Hyperonic degrees of freedom in binary neutron star mergers

TL;DR

This study investigates how hyperons affect binary neutron star mergers, revealing impacts on gravitational waves, remnant temperature, mass ejection, and black hole formation thresholds through extensive simulations.

Contribution

It provides the first comprehensive analysis of hyperonic effects on merger dynamics across multiple equations of state using large-scale simulations.

Findings

Hyperons influence the gravitational-wave spectral features.

Remnants with hyperons have lower average temperatures.

Hyperonic models show increased mass ejection and reduced black hole formation threshold.

Abstract

We analyze the influence of hyperons in binary neutron star mergers considering several different equations of state that include hyperons.
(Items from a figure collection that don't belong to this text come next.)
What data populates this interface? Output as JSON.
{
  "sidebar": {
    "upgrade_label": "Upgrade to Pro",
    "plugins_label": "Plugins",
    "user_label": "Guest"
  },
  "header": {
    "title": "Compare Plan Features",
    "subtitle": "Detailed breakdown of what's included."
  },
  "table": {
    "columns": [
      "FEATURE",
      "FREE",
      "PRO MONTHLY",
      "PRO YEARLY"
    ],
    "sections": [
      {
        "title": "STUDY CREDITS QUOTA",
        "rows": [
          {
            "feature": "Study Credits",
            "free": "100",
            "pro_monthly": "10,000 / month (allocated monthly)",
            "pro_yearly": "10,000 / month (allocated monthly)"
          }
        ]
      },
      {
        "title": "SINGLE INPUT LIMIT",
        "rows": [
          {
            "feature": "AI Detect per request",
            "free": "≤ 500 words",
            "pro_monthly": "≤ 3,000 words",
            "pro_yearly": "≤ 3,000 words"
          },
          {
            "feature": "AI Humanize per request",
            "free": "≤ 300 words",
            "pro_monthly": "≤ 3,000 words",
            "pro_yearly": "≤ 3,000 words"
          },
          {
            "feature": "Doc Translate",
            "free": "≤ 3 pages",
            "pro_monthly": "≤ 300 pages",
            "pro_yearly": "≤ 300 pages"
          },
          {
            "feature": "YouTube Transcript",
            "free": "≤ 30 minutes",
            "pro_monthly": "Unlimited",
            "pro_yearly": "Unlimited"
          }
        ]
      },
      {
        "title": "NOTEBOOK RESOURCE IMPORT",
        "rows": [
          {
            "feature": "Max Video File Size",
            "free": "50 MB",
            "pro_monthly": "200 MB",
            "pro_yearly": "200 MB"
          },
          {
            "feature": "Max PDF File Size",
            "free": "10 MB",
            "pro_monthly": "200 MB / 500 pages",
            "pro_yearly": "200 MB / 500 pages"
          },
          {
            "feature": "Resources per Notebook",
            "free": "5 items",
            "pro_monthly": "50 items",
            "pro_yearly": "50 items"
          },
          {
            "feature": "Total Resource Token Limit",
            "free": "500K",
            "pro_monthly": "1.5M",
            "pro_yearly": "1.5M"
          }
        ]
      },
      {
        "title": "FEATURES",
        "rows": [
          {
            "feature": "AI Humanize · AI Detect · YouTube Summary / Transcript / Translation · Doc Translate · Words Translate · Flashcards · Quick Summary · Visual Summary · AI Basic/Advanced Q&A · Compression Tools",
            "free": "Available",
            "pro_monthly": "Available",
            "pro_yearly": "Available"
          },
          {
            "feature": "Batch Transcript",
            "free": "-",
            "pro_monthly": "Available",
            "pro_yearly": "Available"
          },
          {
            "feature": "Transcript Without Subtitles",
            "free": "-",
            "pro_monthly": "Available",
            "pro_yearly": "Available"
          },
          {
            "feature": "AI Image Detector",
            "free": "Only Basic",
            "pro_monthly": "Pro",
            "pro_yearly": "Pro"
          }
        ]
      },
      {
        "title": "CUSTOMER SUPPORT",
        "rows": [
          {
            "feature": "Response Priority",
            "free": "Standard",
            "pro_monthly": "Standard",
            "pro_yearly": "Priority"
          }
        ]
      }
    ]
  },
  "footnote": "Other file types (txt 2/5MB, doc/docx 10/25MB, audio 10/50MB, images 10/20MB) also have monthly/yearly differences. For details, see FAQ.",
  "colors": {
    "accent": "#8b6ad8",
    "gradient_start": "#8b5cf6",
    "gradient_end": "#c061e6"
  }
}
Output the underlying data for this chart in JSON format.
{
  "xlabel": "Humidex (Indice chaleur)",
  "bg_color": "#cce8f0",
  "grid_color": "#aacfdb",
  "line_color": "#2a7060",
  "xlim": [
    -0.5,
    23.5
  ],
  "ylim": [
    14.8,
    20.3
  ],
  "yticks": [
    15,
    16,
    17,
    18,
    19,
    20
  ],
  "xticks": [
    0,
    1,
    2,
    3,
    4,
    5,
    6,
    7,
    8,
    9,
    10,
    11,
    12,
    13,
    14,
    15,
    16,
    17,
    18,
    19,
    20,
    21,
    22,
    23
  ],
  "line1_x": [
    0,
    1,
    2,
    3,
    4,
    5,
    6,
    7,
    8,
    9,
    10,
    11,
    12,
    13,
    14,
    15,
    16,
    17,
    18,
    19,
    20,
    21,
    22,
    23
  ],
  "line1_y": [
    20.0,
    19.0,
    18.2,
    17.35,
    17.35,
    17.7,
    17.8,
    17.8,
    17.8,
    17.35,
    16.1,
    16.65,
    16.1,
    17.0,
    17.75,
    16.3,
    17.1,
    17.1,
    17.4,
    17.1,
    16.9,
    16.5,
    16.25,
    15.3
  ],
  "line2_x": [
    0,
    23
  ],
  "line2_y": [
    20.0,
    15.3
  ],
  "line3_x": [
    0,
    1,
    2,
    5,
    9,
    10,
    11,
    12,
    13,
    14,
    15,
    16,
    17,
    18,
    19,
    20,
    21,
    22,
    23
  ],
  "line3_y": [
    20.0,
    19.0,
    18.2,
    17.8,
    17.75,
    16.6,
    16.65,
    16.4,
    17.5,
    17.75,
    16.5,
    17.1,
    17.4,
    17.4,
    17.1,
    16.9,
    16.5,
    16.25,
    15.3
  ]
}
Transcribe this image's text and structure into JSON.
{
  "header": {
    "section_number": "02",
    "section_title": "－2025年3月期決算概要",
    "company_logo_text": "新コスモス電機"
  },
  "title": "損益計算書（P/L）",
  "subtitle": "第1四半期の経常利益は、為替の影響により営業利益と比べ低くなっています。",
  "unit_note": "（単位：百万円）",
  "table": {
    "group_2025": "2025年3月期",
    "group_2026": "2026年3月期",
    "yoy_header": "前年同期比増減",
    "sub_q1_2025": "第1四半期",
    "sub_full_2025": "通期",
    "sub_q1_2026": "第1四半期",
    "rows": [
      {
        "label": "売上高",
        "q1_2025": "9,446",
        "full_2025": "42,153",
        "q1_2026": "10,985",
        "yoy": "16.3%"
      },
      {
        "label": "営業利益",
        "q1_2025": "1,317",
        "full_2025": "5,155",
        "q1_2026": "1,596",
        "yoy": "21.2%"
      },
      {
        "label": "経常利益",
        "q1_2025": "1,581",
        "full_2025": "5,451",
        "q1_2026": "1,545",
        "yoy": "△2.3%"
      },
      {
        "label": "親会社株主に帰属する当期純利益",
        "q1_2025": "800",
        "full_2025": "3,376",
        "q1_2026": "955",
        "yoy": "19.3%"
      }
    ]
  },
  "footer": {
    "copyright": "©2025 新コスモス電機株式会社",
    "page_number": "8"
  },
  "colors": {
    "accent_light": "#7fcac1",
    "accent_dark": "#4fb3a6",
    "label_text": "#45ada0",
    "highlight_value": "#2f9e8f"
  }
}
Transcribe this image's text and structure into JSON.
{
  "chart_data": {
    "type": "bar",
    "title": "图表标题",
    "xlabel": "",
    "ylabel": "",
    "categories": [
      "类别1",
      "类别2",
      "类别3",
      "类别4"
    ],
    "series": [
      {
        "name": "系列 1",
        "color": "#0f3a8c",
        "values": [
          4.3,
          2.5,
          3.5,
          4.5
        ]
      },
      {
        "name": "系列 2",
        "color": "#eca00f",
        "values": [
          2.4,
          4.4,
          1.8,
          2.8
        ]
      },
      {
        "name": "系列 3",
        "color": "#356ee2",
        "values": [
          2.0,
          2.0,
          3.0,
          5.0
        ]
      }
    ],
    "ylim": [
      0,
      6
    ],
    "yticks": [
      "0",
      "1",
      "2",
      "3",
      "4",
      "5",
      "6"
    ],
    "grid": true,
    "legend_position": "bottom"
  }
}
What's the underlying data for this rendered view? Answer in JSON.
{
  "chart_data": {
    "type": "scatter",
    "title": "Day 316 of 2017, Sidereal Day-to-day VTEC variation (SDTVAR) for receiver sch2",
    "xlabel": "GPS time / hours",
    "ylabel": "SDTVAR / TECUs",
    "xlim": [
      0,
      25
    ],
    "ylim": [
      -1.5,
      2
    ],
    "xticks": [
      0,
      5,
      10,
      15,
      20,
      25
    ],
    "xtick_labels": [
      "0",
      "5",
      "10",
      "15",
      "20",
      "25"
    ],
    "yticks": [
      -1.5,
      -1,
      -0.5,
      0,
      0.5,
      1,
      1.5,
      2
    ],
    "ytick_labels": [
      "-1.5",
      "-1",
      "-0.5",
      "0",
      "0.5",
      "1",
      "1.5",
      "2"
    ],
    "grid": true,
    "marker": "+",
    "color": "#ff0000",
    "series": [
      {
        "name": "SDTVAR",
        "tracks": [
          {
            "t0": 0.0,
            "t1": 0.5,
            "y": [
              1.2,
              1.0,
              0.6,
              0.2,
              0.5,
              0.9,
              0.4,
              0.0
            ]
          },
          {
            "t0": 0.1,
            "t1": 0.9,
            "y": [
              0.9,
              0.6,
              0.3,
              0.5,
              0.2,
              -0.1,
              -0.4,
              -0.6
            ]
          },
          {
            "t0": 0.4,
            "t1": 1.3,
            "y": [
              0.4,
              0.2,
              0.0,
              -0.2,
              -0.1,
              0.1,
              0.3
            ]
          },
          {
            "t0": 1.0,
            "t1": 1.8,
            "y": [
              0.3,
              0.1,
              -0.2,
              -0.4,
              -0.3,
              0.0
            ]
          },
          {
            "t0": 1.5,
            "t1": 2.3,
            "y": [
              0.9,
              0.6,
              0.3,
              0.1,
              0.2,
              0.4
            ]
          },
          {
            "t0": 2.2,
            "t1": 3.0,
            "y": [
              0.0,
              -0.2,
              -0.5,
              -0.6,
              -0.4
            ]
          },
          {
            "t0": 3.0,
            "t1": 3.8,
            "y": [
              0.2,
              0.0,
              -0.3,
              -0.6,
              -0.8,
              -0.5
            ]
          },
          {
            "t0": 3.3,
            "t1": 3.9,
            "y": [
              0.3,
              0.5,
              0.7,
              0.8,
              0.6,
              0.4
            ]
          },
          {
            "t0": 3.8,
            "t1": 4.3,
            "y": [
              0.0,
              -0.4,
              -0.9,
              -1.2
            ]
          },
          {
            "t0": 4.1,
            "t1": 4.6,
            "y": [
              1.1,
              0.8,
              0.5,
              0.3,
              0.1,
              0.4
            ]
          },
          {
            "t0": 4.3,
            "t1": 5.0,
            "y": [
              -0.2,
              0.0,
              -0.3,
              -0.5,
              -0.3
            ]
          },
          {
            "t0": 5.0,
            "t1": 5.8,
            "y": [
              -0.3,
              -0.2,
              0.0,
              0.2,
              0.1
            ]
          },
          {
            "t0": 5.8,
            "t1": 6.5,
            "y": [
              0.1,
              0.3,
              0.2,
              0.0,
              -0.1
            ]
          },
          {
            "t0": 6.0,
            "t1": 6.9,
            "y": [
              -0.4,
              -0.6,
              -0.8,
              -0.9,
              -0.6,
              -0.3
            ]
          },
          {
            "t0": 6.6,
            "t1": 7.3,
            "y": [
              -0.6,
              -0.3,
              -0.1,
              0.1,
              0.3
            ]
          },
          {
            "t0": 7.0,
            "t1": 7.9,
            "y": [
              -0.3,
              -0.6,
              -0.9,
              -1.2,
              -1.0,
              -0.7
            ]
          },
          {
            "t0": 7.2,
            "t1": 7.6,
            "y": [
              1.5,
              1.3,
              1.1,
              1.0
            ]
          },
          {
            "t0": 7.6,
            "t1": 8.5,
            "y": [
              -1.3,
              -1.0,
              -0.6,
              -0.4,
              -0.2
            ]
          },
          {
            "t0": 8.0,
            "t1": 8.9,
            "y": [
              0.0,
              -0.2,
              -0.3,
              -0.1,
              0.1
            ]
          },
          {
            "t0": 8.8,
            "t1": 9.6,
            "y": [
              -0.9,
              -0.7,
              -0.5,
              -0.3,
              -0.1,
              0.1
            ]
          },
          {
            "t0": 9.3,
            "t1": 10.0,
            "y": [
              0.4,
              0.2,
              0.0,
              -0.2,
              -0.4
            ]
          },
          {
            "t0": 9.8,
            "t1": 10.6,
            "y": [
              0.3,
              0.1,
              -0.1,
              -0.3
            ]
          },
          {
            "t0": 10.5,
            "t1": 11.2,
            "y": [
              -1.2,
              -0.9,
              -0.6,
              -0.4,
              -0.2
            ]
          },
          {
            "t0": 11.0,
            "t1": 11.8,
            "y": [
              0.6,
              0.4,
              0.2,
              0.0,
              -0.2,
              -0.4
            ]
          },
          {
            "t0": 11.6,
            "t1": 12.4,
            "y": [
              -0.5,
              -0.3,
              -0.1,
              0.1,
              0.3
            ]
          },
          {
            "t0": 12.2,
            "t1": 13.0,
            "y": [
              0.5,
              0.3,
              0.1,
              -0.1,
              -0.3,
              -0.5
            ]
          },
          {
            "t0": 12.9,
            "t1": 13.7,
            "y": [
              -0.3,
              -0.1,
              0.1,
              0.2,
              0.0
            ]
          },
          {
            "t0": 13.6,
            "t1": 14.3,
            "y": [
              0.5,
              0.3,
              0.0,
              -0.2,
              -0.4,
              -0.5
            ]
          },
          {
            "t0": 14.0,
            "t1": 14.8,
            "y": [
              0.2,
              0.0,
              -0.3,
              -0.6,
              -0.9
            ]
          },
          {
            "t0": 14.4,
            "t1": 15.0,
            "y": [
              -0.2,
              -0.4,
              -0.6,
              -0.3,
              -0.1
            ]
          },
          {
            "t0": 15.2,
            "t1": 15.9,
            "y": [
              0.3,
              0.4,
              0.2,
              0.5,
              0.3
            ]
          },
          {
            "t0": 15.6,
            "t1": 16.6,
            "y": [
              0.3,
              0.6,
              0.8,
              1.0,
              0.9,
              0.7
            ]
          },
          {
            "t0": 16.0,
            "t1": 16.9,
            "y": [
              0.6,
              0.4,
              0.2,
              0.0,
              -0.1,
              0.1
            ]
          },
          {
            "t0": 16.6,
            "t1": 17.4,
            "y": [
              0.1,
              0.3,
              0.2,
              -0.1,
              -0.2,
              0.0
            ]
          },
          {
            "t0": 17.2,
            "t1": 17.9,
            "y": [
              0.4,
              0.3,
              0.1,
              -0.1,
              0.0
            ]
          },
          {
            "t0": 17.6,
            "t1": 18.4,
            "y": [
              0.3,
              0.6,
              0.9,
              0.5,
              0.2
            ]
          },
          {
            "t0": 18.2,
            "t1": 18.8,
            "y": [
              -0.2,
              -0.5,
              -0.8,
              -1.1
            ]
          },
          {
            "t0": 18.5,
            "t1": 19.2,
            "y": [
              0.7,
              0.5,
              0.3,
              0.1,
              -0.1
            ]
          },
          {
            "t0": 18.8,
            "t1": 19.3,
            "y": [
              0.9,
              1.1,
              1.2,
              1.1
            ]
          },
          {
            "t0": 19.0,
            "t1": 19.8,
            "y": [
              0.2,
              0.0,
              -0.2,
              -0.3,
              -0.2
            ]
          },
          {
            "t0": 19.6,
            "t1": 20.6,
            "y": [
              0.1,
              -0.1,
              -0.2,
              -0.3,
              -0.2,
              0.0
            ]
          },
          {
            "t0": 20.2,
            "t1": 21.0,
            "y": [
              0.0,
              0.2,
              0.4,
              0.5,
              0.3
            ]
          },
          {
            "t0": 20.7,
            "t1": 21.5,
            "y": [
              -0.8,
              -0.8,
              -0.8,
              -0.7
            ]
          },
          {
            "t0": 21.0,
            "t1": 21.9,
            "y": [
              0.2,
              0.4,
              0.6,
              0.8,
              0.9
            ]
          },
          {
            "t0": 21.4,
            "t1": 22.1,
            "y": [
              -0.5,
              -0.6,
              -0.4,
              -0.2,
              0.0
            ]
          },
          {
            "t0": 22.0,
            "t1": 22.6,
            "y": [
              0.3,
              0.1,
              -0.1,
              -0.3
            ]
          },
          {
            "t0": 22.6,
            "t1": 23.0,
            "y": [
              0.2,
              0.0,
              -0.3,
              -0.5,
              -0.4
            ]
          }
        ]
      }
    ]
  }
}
By running a large set of simulations, we study the impact of the thermally produced hyperons on the gravitational-wave spectral features, the temperature evolution of the remnant, the mass ejecta and the threshold mass for prompt collapse to a black hole. Models with hyperons tend to stand out in the relation between the dominant postmerger gravitational-wave frequency and the tidal deformability of massive stars. Moreover, the averaged temperature of the remnant is reduced for hyperonic models. The mass ejection of the mergers is tentatively enhanced when hyperons are present in comparison to nucleonic EoSs leading to similar stellar properties of cold neutron stars, whereas the threshold mass for prompt black-hole formation is reduced by about 0.05~$M_\odot$ compared to the nucleonic models.